If a worker made $15 hourly, that would amount to roughly $31,200 before taxes, putting those jobs in the low-income category for a single person or the very low-income category for a household of four people, according to the Travis County Health and Human Services. Tesla has said its average annual salary at the plant would be $47,000, putting those jobs at just below moderate income for a single-person household or a low-income salary in Travis County for a household of four.
The deal also requires Tesla to invest at least 10% of its operations and maintenance property tax liability into community programs, educational institutions and nonprofits working on issues such as affordable housing and public transportation.
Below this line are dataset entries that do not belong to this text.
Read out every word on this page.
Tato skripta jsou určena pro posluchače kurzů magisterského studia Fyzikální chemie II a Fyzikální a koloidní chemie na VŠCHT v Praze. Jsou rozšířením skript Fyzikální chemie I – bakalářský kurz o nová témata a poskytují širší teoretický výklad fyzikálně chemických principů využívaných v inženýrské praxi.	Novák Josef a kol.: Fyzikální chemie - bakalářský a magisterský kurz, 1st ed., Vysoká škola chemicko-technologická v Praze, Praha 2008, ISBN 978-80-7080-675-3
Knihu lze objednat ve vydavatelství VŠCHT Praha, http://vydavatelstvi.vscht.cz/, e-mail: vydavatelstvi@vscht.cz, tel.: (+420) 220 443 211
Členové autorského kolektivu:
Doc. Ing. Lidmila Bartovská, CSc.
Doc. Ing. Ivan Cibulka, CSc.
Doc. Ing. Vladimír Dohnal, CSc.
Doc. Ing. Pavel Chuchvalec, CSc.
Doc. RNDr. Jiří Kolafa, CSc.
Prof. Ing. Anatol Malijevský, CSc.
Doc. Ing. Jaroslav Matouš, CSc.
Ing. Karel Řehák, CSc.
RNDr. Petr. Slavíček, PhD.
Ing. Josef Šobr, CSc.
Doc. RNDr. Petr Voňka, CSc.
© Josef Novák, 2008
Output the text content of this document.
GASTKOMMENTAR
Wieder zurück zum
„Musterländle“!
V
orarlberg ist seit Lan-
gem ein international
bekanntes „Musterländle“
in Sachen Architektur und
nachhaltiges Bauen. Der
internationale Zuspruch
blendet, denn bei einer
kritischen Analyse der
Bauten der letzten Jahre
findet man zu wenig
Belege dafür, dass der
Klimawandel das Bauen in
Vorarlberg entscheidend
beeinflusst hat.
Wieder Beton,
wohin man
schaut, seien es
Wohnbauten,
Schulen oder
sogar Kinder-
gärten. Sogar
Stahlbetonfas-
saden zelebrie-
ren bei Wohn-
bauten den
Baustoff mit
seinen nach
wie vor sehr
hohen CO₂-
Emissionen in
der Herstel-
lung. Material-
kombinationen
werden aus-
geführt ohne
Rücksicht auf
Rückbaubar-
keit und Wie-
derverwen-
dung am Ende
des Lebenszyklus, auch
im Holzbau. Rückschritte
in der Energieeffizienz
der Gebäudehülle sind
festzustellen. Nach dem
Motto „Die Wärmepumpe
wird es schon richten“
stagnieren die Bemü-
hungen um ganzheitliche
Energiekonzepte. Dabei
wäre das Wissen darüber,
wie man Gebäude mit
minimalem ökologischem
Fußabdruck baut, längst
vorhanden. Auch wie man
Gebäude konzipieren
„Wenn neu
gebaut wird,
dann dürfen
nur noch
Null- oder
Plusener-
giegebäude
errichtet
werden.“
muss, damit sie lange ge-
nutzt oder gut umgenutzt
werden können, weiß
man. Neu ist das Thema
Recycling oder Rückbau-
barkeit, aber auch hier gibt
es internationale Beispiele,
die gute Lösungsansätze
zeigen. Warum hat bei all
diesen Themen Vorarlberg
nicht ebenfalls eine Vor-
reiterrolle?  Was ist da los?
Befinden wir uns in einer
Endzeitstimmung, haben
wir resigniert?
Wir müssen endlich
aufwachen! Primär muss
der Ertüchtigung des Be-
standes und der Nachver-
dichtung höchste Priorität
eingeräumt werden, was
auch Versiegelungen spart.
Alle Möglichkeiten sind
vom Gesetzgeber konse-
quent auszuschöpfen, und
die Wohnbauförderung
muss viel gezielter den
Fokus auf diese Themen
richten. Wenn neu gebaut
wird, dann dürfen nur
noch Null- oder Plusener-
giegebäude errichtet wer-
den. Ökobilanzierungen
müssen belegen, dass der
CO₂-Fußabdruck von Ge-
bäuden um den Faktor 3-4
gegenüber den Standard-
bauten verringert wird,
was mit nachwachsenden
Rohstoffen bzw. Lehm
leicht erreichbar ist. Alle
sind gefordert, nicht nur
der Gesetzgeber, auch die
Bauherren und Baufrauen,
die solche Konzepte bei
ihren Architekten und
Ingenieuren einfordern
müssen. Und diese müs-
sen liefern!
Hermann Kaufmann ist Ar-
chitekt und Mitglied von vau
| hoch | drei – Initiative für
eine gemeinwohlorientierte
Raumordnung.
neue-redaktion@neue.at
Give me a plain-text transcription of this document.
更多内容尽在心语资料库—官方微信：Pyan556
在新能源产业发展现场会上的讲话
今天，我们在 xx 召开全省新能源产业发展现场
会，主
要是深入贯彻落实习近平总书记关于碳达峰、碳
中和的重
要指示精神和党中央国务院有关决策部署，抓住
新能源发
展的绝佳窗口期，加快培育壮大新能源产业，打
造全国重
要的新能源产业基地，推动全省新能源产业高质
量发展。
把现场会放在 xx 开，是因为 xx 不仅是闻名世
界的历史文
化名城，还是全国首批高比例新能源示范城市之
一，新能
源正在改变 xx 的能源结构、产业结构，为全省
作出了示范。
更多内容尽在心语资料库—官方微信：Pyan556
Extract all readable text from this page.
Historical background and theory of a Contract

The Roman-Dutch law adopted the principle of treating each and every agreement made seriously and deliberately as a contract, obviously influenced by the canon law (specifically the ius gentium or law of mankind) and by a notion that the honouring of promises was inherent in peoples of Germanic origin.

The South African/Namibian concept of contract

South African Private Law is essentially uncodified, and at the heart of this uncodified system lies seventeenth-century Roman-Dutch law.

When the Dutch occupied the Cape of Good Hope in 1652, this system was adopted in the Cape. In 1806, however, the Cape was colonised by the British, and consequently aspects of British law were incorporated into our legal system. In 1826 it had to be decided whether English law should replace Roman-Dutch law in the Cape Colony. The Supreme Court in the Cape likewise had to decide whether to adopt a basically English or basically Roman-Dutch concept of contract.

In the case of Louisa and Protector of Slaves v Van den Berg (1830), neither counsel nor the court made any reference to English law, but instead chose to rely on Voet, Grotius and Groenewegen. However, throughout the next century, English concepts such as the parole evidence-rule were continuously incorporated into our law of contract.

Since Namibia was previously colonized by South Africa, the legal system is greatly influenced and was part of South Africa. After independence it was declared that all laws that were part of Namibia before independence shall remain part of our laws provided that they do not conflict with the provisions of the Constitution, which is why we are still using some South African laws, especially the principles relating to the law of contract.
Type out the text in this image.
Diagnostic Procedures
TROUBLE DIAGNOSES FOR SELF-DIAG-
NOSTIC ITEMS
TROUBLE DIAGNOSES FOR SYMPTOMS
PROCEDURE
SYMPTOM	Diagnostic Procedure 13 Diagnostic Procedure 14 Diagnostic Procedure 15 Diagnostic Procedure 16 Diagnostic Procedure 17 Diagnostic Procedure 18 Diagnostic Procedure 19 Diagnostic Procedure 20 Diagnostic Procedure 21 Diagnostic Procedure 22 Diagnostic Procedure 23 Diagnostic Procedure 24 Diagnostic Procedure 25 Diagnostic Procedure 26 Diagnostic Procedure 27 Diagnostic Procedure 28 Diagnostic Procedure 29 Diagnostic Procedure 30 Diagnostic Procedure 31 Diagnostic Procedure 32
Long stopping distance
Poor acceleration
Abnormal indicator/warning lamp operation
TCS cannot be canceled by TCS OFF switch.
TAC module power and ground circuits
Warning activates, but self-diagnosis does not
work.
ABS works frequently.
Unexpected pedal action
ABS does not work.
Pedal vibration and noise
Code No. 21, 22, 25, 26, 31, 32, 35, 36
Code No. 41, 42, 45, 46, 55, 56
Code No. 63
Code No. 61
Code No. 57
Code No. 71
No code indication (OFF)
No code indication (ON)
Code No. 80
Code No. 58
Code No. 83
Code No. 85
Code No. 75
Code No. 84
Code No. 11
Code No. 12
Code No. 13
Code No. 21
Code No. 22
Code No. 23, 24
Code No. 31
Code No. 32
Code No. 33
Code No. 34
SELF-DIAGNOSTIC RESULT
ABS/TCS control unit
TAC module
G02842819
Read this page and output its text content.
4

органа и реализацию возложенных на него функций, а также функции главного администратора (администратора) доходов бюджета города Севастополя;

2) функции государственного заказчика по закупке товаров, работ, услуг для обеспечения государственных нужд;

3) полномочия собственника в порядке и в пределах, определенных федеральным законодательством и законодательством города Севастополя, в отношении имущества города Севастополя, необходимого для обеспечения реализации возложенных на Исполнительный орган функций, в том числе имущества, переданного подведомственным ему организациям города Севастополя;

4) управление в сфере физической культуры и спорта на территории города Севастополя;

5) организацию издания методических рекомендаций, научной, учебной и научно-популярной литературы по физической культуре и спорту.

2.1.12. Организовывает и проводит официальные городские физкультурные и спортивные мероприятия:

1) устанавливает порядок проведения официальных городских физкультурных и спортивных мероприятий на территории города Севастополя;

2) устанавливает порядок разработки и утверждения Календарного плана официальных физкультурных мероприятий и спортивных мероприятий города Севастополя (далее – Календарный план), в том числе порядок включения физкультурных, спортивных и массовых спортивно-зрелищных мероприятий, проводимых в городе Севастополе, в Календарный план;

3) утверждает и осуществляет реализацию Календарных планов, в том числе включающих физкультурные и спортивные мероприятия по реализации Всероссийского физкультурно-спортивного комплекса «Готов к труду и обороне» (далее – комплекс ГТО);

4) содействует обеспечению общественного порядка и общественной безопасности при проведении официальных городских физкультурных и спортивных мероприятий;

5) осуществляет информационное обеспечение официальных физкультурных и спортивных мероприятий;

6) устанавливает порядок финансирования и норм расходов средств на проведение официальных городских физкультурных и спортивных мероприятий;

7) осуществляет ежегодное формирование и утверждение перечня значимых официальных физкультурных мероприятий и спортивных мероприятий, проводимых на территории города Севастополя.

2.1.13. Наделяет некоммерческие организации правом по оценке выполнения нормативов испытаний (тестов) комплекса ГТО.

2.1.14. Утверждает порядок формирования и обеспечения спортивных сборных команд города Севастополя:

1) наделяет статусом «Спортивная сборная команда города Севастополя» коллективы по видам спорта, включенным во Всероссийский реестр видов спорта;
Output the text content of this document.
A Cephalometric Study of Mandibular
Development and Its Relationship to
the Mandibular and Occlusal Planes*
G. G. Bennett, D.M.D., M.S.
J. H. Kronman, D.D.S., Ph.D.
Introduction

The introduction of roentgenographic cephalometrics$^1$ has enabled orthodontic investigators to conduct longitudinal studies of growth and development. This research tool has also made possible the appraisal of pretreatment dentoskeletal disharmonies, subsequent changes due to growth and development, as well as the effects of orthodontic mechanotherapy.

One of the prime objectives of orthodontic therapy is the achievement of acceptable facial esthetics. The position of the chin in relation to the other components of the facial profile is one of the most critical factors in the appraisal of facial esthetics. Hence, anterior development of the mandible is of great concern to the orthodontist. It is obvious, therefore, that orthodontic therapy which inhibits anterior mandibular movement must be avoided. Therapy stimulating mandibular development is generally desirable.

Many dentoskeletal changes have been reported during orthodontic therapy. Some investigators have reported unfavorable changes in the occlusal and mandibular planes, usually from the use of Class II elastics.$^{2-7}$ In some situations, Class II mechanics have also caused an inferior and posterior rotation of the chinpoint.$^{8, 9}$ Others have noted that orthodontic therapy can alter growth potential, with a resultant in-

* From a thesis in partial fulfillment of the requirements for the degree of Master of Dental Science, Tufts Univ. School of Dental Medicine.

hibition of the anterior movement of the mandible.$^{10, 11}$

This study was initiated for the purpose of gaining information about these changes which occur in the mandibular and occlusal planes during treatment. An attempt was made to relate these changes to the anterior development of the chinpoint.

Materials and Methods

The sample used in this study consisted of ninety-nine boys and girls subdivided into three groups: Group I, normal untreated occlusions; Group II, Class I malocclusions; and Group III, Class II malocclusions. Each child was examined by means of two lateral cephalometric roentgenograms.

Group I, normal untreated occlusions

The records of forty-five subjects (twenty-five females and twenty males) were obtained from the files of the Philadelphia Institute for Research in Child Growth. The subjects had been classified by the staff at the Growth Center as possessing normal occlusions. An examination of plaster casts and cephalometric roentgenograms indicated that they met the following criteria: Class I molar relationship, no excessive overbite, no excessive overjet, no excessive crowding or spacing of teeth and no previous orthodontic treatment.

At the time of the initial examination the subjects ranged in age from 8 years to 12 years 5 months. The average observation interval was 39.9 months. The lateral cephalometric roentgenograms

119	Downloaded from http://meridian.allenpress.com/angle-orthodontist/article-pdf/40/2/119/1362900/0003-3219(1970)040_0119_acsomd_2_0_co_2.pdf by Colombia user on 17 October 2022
Tesla officials have expressed an interest in investing in job training and workforce development programs with a local public school district and Huston-Tillotson University in East Austin, according to the county.
The county agreement follows a separate incentive deal with Del Valle Independent School District that was approved July 9 that would save Tesla roughly $50 million in property taxes over a decade, according to a school district economic analysis.
Officials from Texas Gov. Greg Abbott’s office did not respond to email and phone call requests for comment about whether Tesla is seeking funding from the Texas Enterprise Fund, which the state describes as the largest “deal-closing fund” in the country. The Texas Enterprise Fund’s highest grants it has committed to recently include $24 million to Uber Technologies in 2019 for a hub in the Dallas area and $25 million to Apple in 2018 for a campus in Austin. However, car-hailing app provider Uber has been asking for extensions for some of its Texas incentives because of disruptions brought about by the pandemic.